Antiliberals also challenge the stigmatization of religious language in the name of "pluralism" and "tolerance." The attendant relegation of religion to a "private" sphere, they maintain, is actually a consignment to terminal irrelevance, a way to disarm and emaciate the critical power of religious faith. Here, Bivins and his subjects perceive (rightly, in my view) that the policing of religion in this way results, not in a more open and vibrant democracy, but in the hegemony of professional and managerial expertise.

Convinced that liberalism is unredeemable, antiliberals create their own forms of "identity politics" that resemble the activism of racial and sexual minorities. Deliberately cultivating what the political theorist James Scott calls a "political illegibility" that eludes the comprehension and control of the liberal order, they foster communities that are "legible" only in terms of theology, Scripture, and ritual. Hence in Sojourners magazine and in Wallis' books, we find a "prophetic politics," patterned after the Hebrew prophets and early Christians, which upbraids the "principalities and powers" in biblical, not professional, cadences. The home-school movement's pedagogical practices—direct parental control, explicitly religious (and patriotic) textbooks, overtly Christian moral training—embody the NCR's attempt to construct a "parallel educational culture" based, they believe, on biblical imperatives. Finally, the Jonah House radicals exemplify the most dramatically illegible politics of symbolism, from burning draft cards and berating judges to hammering and splashing blood on the nosecones of nuclear missiles. (Father Berrigan once told me that the sound of those hammers was like the tolling of church bells.) As Bivins realizes, Jonah House antiliberals intend, not to Call America To Its Best Ideals, but rather to build "a new church and new community through ritual and sacramental action."
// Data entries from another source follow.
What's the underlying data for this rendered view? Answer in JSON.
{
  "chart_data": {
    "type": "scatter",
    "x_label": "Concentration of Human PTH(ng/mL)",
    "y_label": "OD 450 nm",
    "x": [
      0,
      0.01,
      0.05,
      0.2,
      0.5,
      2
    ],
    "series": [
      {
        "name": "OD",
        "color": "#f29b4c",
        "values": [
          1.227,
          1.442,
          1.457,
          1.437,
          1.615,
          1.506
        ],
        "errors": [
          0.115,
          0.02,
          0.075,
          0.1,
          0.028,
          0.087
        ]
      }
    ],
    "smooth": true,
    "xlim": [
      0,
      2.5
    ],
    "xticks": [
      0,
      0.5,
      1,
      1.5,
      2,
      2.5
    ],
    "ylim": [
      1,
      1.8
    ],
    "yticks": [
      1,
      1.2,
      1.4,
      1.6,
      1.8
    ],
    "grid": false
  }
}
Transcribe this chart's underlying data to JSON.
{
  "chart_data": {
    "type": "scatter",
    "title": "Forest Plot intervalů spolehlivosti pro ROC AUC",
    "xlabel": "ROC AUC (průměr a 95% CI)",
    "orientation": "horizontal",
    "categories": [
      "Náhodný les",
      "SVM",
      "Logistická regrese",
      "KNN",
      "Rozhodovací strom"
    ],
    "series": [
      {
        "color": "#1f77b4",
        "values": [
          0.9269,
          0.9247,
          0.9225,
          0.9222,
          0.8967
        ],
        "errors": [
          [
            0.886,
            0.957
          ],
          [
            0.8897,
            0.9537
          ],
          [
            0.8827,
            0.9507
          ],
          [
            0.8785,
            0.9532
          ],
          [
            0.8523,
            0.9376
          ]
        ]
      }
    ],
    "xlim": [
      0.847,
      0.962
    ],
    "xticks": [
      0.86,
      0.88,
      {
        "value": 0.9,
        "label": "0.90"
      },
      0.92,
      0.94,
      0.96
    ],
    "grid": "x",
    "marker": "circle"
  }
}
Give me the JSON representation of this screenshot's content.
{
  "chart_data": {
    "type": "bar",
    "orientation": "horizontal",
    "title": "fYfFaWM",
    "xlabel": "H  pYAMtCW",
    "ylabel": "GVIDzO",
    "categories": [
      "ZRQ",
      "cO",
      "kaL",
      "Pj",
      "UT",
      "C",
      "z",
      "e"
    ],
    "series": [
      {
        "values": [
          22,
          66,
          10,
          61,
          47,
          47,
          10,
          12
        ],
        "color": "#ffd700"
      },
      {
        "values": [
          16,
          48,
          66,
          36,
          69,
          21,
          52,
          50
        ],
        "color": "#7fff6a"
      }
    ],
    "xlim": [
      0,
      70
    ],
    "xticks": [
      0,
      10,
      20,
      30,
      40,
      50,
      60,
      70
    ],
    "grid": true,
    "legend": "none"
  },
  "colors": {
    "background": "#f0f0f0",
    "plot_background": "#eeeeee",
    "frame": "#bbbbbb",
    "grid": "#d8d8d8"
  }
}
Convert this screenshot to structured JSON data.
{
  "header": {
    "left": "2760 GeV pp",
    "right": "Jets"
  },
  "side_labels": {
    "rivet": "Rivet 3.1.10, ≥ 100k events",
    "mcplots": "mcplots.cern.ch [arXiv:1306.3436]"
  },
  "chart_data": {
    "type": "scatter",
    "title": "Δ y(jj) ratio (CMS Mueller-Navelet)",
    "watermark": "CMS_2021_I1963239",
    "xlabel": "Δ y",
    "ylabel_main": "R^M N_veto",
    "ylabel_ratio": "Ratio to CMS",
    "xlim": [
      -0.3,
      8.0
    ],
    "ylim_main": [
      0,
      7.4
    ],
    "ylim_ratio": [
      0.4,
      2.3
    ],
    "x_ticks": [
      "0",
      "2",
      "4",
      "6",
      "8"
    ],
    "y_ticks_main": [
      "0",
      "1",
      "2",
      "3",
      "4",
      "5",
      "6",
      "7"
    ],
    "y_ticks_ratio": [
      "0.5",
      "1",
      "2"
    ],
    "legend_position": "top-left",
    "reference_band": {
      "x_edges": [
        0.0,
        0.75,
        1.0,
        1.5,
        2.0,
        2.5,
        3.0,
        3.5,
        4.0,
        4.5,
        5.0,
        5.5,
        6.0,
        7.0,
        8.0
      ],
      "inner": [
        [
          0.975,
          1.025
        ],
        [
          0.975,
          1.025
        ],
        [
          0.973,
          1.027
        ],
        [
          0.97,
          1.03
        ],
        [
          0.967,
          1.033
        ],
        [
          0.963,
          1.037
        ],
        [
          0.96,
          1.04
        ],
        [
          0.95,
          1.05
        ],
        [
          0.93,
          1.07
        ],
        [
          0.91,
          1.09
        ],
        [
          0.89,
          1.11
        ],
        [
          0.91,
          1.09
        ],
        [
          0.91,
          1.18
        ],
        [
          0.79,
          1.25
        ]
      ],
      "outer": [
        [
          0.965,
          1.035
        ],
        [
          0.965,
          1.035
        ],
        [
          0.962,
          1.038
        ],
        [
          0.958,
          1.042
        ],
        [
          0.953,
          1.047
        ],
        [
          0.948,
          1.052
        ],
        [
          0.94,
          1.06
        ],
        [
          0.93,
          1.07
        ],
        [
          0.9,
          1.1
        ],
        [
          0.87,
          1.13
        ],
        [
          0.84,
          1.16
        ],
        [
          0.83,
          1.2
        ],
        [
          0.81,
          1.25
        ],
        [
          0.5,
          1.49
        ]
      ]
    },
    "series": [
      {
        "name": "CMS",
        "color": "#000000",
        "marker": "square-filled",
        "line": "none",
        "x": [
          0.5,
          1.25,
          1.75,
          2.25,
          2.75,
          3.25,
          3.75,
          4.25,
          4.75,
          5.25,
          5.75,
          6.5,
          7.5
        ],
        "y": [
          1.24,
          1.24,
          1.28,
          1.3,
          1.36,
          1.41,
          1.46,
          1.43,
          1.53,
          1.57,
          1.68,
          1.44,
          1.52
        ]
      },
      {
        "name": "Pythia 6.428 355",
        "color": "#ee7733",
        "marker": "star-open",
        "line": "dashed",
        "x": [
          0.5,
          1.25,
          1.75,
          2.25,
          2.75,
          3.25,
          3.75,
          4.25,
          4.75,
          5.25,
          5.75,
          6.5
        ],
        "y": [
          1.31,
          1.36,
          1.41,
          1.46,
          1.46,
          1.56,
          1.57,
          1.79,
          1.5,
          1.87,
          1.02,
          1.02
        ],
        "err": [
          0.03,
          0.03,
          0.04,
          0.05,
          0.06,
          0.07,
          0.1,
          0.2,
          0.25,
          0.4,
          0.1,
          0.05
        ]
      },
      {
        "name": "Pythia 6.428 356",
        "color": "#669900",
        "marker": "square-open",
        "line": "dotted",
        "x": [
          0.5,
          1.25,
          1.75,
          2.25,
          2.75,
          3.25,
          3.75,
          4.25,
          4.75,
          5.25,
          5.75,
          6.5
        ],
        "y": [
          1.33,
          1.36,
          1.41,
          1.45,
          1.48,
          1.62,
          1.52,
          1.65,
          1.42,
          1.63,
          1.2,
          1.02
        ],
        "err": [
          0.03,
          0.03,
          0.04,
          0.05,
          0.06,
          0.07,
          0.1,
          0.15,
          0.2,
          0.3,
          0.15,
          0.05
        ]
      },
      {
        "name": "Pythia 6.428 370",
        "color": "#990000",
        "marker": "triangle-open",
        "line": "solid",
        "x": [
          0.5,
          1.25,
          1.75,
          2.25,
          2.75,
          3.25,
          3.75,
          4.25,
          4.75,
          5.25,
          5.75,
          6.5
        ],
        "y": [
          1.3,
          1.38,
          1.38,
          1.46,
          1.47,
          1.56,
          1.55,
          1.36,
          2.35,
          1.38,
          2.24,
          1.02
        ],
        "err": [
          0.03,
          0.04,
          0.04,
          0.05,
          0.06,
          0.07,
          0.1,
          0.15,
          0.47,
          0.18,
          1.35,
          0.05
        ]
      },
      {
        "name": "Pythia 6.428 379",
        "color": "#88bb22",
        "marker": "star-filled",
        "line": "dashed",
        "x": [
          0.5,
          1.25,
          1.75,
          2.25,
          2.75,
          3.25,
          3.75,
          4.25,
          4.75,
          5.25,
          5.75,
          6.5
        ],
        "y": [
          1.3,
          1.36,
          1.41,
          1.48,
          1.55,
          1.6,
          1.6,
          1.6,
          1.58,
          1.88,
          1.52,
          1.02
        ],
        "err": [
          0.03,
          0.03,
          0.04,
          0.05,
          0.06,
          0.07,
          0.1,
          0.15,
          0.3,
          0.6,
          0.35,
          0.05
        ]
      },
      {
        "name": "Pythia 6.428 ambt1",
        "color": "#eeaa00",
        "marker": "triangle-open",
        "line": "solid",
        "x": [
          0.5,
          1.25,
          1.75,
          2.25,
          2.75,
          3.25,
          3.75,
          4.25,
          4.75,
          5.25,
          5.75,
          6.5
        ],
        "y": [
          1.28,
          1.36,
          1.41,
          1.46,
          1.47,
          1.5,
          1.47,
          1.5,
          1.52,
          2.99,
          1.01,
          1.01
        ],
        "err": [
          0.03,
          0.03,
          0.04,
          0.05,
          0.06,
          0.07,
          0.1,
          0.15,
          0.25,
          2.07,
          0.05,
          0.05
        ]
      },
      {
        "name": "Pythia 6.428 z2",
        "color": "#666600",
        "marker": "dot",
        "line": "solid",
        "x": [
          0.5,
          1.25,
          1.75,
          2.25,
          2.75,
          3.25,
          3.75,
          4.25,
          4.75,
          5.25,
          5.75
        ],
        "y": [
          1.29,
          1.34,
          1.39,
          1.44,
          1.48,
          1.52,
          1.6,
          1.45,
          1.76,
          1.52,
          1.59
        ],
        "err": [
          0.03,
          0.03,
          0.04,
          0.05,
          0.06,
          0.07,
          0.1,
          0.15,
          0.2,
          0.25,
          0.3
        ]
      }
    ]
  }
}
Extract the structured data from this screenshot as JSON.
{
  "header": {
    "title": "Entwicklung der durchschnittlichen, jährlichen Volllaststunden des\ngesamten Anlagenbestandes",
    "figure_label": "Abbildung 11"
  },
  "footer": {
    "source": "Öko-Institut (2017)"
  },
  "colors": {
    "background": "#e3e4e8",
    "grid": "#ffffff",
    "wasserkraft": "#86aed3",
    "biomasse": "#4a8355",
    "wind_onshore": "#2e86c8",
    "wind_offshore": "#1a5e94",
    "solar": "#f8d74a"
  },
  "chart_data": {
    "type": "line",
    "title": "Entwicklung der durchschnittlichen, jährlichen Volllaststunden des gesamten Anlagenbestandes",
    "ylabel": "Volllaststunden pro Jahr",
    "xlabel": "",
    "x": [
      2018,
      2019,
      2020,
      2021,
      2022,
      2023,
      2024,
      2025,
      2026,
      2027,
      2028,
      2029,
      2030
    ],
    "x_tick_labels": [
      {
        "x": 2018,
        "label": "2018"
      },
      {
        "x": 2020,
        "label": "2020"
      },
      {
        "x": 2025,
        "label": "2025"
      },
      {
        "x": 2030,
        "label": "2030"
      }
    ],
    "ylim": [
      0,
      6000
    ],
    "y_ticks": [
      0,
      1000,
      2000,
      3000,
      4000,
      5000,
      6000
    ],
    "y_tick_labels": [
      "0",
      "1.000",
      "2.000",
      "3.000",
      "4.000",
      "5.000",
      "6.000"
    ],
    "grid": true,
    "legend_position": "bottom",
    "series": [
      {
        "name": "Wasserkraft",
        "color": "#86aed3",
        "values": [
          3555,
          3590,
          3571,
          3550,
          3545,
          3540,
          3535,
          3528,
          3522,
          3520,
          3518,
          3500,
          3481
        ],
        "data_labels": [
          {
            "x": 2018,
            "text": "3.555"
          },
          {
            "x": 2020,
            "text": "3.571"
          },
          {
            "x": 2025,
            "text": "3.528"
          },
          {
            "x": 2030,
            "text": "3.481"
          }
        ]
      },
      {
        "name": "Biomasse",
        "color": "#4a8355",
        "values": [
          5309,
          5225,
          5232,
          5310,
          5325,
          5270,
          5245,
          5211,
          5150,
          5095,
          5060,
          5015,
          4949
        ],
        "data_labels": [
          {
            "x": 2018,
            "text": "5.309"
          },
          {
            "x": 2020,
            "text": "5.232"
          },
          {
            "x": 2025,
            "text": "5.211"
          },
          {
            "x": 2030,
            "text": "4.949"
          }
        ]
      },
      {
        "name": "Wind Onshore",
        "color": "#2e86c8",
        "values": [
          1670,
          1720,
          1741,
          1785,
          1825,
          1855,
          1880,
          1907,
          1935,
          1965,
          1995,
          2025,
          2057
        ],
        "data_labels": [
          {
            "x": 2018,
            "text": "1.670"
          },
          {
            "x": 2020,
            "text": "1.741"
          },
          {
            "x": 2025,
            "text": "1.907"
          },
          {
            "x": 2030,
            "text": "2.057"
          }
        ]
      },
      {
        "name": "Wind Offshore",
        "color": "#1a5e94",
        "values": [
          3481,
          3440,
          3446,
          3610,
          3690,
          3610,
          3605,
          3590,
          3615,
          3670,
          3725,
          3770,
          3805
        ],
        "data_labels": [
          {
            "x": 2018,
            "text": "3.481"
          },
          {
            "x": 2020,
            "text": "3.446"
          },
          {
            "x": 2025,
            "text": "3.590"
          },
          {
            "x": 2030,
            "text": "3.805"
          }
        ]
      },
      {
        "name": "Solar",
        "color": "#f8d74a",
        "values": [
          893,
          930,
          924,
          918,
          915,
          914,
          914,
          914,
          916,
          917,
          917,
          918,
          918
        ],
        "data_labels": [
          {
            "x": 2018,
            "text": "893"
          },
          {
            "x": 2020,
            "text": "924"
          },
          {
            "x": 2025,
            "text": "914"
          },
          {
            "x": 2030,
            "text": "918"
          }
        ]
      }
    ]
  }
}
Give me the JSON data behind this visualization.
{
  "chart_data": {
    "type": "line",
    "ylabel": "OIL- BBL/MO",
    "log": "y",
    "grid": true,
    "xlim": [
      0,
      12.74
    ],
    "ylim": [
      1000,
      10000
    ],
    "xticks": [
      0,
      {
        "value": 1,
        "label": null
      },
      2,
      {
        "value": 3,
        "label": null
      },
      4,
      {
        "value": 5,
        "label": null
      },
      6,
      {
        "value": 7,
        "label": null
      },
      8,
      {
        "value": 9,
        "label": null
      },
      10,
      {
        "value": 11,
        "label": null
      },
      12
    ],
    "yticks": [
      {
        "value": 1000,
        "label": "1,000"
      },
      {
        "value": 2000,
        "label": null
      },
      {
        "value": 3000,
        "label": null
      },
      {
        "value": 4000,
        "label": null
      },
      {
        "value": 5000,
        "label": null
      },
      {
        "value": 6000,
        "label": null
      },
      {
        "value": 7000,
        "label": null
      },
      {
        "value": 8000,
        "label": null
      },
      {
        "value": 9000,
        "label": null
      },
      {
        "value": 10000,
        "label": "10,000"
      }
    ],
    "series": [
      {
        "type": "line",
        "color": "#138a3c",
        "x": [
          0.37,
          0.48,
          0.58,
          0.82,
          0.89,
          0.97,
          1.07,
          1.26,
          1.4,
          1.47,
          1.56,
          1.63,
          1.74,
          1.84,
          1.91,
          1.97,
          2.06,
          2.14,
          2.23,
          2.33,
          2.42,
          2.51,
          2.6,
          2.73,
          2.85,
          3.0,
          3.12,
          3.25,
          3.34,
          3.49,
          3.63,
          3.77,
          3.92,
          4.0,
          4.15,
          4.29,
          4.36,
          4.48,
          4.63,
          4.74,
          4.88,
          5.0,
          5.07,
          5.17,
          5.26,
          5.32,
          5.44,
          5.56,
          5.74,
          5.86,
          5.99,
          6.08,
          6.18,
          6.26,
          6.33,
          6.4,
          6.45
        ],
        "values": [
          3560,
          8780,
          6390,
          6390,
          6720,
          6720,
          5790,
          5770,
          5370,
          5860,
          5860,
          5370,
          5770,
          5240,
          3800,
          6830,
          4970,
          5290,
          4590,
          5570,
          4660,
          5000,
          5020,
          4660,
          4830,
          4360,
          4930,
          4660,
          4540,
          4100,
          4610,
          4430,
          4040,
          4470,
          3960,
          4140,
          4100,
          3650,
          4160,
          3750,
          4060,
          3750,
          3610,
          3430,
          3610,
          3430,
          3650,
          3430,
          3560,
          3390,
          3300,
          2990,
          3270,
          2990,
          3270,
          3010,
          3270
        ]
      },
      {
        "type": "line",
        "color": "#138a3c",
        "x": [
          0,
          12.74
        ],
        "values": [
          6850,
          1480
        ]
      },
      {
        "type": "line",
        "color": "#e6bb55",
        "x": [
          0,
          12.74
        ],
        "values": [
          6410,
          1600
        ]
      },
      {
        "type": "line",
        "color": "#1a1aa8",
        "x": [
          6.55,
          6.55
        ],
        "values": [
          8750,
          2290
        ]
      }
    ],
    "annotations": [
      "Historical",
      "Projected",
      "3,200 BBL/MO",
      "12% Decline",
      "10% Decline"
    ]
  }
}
Bivins cozens most clearly to Jonah House, but in doing so he underscores not only the problems of Christian antiliberalism but also the deficiencies of his social-sciency approach to religion. Because Jonah House leavens its politics with an "incarnational, sacramental worldview" rooted in Catholic theology, it poses an alternative to American liberalism far more radical than the Protestant religious cultures of Sojourners or the NCR. Indeed, Bivins himself seems to realize that Protestant antiliberals shake up but do not fracture liberal order. For all its "prophetic" declamation about "values-centered" politics, Sojourners is handicapped, Bivins asserts, by "a frustrating lack of specificity about [its] own vision." Warm and fuzzy "values" talk indicates an atrophied social imagination—in Sojourners' case, a failure to recognize that prophets quickly become tiresome without scribes who flesh out vision with programs. Otherwise, "prophetic politics" merges with Clintonism, a fusion personified (as Bivins notes without comment) in the unctousness of Marian Wright Edelman and Tony Campolo.